The 10 Readiness Questions
Status: Core Product Philosophy Last Updated: January 3, 2026 Author: Derived from first-principles analysisThe Core Truth
You cannot deterministically evaluate semantic correctness, intent alignment, or harm. Therefore LLM-as-judge is not optional. It is the primary evaluation primitive. Everything else is an optimization layer.This is the inversion most tools miss.
Why This Matters
- Tracing tools show what happened
- Logging tools show when it broke
- Eval tools show whether it’s acceptable
The 10 Readiness Questions
Teams don’t think in “metrics.” They think in ship blockers. Before deploying an AI feature, you need confident answers to:| # | Question | What We’re Really Asking | Primary Eval Type |
|---|---|---|---|
| 1 | Intent - Does it do the right thing? | Did it complete the task as intended? | LLM-judge (intent alignment) |
| 2 | Grounding - Is it truthful & grounded? | Are claims grounded in provided context? | LLM-judge + numeric checks |
| 3 | Hallucination - Did it hallucinate? | Did it invent facts, features, or entities? | LLM-judge (source faithfulness) |
| 4 | Rules - Did it follow our rules? | Business logic, constraints, policies | Hybrid (formulas + judge) |
| 5 | Safety - Did it avoid harm? | No PII leaks, toxicity, dangerous advice | Hybrid (substring + judge) |
| 6 | Consistency - Is it consistent? | Same input → similar quality output | Statistical + judge |
| 7 | Quality - Is it good enough? | Meets minimum bar for UX/trust | LLM-judge (calibrated) |
| 8 | Robustness - Is it robust to manipulation? | Does it resist adversarial inputs? | LLM-judge (adversarial) |
| 9 | Brand Safety - Is it brand-safe? | On-brand tone, no reputation risk | LLM-judge (brand alignment) |
| 10 | Schema - Is the output structurally valid? | Correct format, parseable output | Deterministic (schema validation) |
The Reality
Only 2 categories are fully deterministic: format (Schema) + performance.
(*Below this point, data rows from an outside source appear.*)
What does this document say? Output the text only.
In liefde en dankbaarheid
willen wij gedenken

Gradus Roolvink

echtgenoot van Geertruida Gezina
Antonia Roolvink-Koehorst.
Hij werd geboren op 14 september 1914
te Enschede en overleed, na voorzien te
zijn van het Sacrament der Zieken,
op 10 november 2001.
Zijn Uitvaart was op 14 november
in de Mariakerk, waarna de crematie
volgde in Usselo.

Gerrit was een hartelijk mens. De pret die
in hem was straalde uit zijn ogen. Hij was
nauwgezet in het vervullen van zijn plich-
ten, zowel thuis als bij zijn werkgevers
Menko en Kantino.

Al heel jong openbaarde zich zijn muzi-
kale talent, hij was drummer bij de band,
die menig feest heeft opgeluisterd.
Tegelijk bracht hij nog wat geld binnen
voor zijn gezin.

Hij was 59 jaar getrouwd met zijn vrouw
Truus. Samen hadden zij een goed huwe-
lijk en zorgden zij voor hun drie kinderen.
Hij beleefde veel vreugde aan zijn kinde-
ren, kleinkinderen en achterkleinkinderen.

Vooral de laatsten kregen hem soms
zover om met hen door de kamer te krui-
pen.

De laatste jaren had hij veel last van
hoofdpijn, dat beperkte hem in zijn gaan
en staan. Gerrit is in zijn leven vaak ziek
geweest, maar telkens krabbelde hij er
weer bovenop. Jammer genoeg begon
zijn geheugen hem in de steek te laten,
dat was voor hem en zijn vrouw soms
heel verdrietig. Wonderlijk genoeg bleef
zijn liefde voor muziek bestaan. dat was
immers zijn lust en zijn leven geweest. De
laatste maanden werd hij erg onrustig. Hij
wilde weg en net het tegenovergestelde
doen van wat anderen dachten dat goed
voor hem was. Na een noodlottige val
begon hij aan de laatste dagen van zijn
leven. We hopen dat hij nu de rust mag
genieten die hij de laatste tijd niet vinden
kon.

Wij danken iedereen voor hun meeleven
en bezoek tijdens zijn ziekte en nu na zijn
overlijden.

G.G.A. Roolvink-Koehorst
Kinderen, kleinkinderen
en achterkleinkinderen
Everything else is judgment.Detailed Failure Modes by Category
GROUNDING (Can it be trusted?)
| Failure Mode | Example | Evaluation Method |
|---|---|---|
| Numeric hallucination | Says “450,000 | Deterministic: extract & compare numbers |
| Factual invention | Cites a study that doesn’t exist | LLM-judge: “Does this claim appear in the source?” |
| Entity confusion | Attributes quote to wrong person | LLM-judge: cross-reference entities |
| Date/time errors | Says “submitted March 5” when it was March 15 | Deterministic if structured; LLM if prose |
| Feature hallucination | Describes a product feature that doesn’t exist | LLM-judge with product knowledge |
BEHAVIOR (Does it do the job?)
| Failure Mode | Example | Evaluation Method |
|---|---|---|
| Task incompletion | Asked to summarize 5 points, only covers 3 | LLM-judge: “Were all requested elements addressed?” |
| Instruction violation | Told “be brief”, writes 2000 words | Deterministic (word count) + LLM (spirit of brevity) |
| Wrong task entirely | Asked for analysis, gives a story | LLM-judge: task classification |
| Off-topic drift | Starts answering, veers into unrelated territory | LLM-judge: relevance scoring |
| Missing the point | Technically answers but misses what user really wanted | LLM-judge: intent alignment |
CONSISTENCY (Can it be relied upon?)
| Failure Mode | Example | Evaluation Method |
|---|---|---|
| Self-contradiction | Says “approved” in one sentence, “rejected” in another | LLM-judge: internal consistency check |
| Context contradiction | Output contradicts the document it was given | LLM-judge: source comparison |
| Logical incoherence | Conclusion doesn’t follow from reasoning | LLM-judge: logical validity |
| Tone inconsistency | Professional brief suddenly becomes casual | LLM-judge: style consistency |
| Cross-run variance | Same prompt gives wildly different quality | Statistical + LLM quality scoring |
SAFETY (Will it cause harm?)
| Failure Mode | Example | Evaluation Method |
|---|---|---|
| PII leakage | Outputs real customer email from training | Deterministic: substring/regex for known PII |
| Prompt injection success | User tricks it into ignoring instructions | LLM-judge: did it follow system prompt? |
| Toxic content | Generates offensive language | Classifier + LLM-judge |
| Dangerous advice | Medical/legal/financial misguidance | Domain-specific LLM-judge |
| Jailbreak | Bypasses safety guardrails | LLM-judge: refusal detection |
QUALITY (Is it good enough?)
| Failure Mode | Example | Evaluation Method |
|---|---|---|
| Unhelpful | Technically correct but useless | LLM-judge: helpfulness rating |
| Unclear | Confusing or ambiguous phrasing | LLM-judge: clarity scoring |
| Wrong detail level | Too verbose or too sparse | LLM-judge: appropriateness for context |
| Poor structure | Wall of text when bullets expected | Format check + LLM-judge |
| Wrong tone | Formal when casual needed, or vice versa | LLM-judge: tone classification |
FORMAT (Is it machine-parseable?)
| Failure Mode | Example | Evaluation Method |
|---|---|---|
| Invalid JSON/XML | Missing brackets, syntax errors | Deterministic: parse it |
| Schema mismatch | Wrong field names, missing required fields | Deterministic: schema validation |
| Type errors | String where number expected | Deterministic: type checking |
| Encoding issues | Broken unicode, escape sequences | Deterministic |
RELIABILITY (Will it work in production?)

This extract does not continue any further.